Real-world case: A well-scoped public catalog endpoint is much easier to cache safely than a response shape that mixes public catalog data with per-user entitlements and rapidly changing inventory.
Resources
Optional Deepening Resources
- These resources are optional and are not required for the core 30-minute path.
- [ARTICLE] AWS Caching Best Practices
- Link: https://aws.amazon.com/caching/best-practices/
- Focus: Review practical caching trade-offs in production systems.
- [DOC] Redis Caching Patterns
- Link: https://redis.io/learn/howtos/solutions/caching
- Focus: See common patterns like cache-aside and read-through in a concrete system.
- [DOC] HTTP Caching
- Link: https://developer.mozilla.org/en-US/docs/Web/HTTP/Caching
- Focus: Connect backend caching ideas to HTTP-level cache control, freshness, and reuse.
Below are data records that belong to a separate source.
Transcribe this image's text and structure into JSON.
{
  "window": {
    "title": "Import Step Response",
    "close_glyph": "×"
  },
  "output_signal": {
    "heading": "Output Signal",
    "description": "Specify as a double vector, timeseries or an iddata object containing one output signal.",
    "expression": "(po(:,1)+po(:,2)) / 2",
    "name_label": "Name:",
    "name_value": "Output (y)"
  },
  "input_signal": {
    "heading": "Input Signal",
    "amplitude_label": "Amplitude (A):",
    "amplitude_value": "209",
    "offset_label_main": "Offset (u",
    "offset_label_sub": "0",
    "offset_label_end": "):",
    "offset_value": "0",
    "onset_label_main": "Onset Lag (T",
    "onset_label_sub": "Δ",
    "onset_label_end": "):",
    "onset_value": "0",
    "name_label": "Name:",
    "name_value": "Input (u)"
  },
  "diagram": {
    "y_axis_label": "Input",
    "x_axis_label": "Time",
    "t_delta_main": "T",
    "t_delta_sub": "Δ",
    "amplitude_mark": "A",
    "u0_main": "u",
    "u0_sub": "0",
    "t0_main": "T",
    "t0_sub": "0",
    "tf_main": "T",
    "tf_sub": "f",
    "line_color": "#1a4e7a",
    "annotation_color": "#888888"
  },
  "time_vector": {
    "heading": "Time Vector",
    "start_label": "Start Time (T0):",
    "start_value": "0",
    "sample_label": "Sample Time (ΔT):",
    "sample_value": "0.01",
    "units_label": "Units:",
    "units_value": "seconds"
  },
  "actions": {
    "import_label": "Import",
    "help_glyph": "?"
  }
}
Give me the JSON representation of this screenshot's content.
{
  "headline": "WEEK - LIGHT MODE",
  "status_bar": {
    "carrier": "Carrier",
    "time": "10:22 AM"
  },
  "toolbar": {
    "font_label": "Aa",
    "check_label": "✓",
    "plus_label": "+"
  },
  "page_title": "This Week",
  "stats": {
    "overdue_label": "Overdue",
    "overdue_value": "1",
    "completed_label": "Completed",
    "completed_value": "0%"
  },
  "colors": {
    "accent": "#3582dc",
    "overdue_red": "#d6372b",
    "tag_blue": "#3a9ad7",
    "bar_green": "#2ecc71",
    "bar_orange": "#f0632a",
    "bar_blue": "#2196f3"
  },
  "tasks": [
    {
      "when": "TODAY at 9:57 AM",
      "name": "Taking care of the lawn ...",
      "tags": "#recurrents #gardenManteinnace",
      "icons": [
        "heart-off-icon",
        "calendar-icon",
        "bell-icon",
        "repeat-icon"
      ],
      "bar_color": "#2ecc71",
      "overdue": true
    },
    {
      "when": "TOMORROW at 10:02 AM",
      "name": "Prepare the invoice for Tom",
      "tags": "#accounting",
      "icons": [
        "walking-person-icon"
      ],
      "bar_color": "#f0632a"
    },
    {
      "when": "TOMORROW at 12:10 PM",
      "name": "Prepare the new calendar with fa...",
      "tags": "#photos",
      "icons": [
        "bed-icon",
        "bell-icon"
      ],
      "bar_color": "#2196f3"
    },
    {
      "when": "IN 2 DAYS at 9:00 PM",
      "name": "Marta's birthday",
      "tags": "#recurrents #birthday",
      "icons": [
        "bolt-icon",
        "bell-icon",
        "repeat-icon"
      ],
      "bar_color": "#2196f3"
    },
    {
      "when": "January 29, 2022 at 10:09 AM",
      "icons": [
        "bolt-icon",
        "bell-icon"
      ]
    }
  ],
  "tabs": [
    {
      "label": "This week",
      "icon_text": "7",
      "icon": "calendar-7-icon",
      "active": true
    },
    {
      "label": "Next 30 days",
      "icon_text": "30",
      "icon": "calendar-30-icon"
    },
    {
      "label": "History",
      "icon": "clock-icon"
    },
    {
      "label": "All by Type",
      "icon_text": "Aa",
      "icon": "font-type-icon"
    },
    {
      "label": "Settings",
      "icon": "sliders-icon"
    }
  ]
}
- [BOOK] Designing Data-Intensive Applications
- Link: https://dataintensive.net/
- Focus: Connect caching to broader storage and consistency decisions.
Key Insights
- Caching is about reuse, not magic speed - It works by avoiding repeated expensive work and reducing load on the real source.
- Cache-aside is useful because it makes control flow explicit - The application can reason clearly about hits, misses, refills, and invalidation.
- Freshness is the real design problem - The hard part is deciding what staleness is acceptable and how the system behaves when cached answers expire or go wrong.
Knowledge Check (Test Questions)
-
What makes a backend read path a strong cache candidate?
- A) The same expensive answer is requested repeatedly and can tolerate bounded staleness.
- B) The data changes on nearly every read and requires strict freshness.
- C) The team wants to improve performance without understanding the read path.
-
Why is cache-aside such a common practical pattern?
- A) Because it makes lookup, miss handling, and refill behavior explicit in application control flow.
- B) Because it guarantees perfect freshness automatically.
- C) Because it prevents hot-key stampedes by itself.
-
Why is TTL selection partly a product and domain decision?
- A) Because the acceptable staleness depends on what that endpoint or workflow is allowed to show incorrectly or late.
- B) Because every cache should use one global TTL for simplicity.
- C) Because shorter TTLs always mean better caching.
Answers
1. A: A read path is a good candidate when repetition is high, recomputation is non-trivial, and perfect freshness is not required.
2. A: Cache-aside is popular because it gives the application direct control over how cached and uncached reads behave.
3. A: TTL expresses a freshness promise, so the right value depends on the meaning of stale data in that particular path.